Discuss this Article 13

Logjamming
on Oct 19, 2009
But honestly: 90% of the features haven't been changed since Office 97. We're just saying this so we can stuff another useless piece of software down your throat. And if you don't buy it, we'll make sure documents created with Office 2010 won't work with previous versions. This is how we at Microsoft value our customers. Loyal sheeps who need to pay up so we can buy up companies and pay off EU monopoly lawsuits. Oh, Microsoft. The dying dinosaur of the software industry.
EricoF3
on Oct 19, 2009
@Logjamming: Stupid comment...
planetarian
on Oct 19, 2009
cute troll. i think i have a cousin that used to collect those...
EricoF3
on Oct 19, 2009
Logjamming said: "Oh, Microsoft. The dying dinosaur of the software industry." Dying dinosaur!!?? The only software company that really devoloppe a modern operating system... Apple is a dinosaur by using a 70s OS Kernel to run their User Shell (OSX)... All company that actually use Linux and Unix Kernel in their new products and try to let try peoples it do modern software are dinosaurs...
mikegalos@msn.com
on Oct 19, 2009
Just to correct the troll so anyone gullible enough to think he has a clue isn't confused... Office 2010 files work fine with Office 2007 and 2008 and work on earlier versions with the proper free update for the older versions that allows them to read and write the new XML/Standards based file formats.

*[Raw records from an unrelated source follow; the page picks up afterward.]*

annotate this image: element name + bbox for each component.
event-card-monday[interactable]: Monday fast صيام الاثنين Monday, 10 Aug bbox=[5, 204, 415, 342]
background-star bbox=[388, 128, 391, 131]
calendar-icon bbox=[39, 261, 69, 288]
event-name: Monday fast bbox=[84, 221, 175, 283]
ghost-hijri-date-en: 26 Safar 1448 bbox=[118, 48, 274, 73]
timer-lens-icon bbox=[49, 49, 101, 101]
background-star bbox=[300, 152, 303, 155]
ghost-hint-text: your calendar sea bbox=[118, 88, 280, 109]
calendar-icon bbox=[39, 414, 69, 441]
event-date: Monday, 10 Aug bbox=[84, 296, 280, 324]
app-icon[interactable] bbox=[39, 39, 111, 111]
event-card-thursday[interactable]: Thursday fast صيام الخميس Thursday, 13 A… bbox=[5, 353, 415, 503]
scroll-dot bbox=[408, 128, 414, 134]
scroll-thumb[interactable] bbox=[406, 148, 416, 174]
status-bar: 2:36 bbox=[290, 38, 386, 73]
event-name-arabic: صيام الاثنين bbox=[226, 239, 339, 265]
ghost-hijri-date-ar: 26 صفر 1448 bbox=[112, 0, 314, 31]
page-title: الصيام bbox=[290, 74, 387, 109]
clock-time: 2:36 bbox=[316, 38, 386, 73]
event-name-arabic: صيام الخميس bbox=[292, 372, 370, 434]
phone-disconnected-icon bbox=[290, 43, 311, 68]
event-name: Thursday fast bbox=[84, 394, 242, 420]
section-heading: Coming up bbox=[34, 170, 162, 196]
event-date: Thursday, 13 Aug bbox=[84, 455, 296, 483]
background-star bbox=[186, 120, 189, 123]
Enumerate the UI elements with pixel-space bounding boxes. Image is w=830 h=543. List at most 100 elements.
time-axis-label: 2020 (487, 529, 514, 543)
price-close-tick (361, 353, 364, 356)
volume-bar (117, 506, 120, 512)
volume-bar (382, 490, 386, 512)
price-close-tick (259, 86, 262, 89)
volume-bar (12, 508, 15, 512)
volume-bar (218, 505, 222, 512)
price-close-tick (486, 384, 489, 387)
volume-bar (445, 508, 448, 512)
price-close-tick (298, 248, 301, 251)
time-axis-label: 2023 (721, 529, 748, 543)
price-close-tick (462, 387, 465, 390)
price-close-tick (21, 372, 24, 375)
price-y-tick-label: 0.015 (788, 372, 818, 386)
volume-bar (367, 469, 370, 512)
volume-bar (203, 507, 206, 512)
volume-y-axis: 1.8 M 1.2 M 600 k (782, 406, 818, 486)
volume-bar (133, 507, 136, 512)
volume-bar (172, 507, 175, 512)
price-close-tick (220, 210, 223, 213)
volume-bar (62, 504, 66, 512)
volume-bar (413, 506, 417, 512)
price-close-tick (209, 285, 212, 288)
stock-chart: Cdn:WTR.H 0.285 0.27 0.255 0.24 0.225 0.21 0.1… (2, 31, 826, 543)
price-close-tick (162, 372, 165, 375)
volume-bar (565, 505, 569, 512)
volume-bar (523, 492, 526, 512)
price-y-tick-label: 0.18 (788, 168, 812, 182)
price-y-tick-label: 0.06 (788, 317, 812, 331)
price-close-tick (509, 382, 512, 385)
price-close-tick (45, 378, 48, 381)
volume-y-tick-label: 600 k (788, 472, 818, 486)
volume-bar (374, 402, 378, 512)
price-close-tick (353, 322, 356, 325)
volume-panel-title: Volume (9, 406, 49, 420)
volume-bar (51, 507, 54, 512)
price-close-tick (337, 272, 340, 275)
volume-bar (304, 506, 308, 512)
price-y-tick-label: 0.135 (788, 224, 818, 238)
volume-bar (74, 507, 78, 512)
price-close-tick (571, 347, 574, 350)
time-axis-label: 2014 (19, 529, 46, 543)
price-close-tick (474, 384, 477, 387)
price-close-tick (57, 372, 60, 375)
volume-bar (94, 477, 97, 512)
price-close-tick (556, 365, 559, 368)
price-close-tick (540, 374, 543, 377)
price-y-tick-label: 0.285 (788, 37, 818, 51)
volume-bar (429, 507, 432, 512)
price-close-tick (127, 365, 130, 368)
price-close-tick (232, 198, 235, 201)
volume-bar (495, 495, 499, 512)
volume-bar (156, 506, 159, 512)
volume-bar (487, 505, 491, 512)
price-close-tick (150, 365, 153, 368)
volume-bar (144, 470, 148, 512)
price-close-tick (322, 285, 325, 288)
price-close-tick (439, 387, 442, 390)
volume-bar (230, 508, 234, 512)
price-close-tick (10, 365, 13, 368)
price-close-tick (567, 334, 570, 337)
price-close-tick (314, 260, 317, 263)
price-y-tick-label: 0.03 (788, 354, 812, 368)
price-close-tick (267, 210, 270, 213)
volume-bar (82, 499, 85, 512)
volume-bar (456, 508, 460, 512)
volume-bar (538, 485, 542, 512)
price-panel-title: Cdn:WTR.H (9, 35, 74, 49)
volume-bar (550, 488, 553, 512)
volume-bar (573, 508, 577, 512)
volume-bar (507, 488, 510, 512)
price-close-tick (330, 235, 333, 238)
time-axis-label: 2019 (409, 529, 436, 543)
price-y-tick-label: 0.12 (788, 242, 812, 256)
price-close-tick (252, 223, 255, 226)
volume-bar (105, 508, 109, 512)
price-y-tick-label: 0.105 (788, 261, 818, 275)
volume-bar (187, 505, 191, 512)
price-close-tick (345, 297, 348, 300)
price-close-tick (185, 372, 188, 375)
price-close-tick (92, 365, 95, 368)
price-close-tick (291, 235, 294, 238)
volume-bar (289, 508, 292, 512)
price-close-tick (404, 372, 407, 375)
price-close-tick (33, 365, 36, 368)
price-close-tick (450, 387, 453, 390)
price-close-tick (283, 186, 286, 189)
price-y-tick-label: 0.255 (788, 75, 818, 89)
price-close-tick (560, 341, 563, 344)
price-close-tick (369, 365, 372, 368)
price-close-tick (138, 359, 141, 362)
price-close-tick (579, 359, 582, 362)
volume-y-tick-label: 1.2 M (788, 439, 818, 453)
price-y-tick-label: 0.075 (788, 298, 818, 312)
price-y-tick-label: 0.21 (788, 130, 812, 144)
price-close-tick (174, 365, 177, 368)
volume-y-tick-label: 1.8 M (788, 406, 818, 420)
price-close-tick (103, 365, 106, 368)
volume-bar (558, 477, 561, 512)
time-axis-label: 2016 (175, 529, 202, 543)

I've been using Office 2010 for a while now and regularly share documents with people not on the beta including editing documents on my old Windows Mobile phone.
EricoF3
on Oct 19, 2009
God!!! Why we always had coments from Apple Trolls??? Is Windows Trolls do the same on Apple Fans blogs too???
Waethorn
on Oct 19, 2009
"Why we always had coments from Apple Trolls???" Because they have a Mac, and have nothing better to do with it.
Backup77
on Oct 19, 2009
@Mike Thanks for a bit of clarity there. I am looking forward to the public beta of Office 2010 next month.
anonymous
on Oct 19, 2009
Microsoft Application Architecture Guide 2ª ed. : Nueva versión de esta excelente guía para estructurar
gadfly10
on Oct 19, 2009
We implemented Sharepoint back in 2003 with Microsoft pledging their support as we tested it. They promised more document management and pledged their support. We bought, they bailed. We just ripped it out this year. Search was pathetic (better off buying a third party solution like Coveo) and the overall performance was painfully slow. Cripes, you needed a separate server for every frick'n task. Backup and restore was rudimentary at best, --and you need to buy a separate anti-virus solution! Not worth the money.
whiplash55
on Oct 19, 2009
@Eric Next thing your going to tell us is Apple still uses a file system from the early 80s. Oh never mind.
anonymous
on Oct 19, 2009
This post was mentioned on Twitter by EverythingMS: SharePoint 2010 Revealed http://bit.ly/18tWHv
gadfly10
on Oct 20, 2009
The Sharepoint 2007 built-in Wiki is terrible. Don't even bother.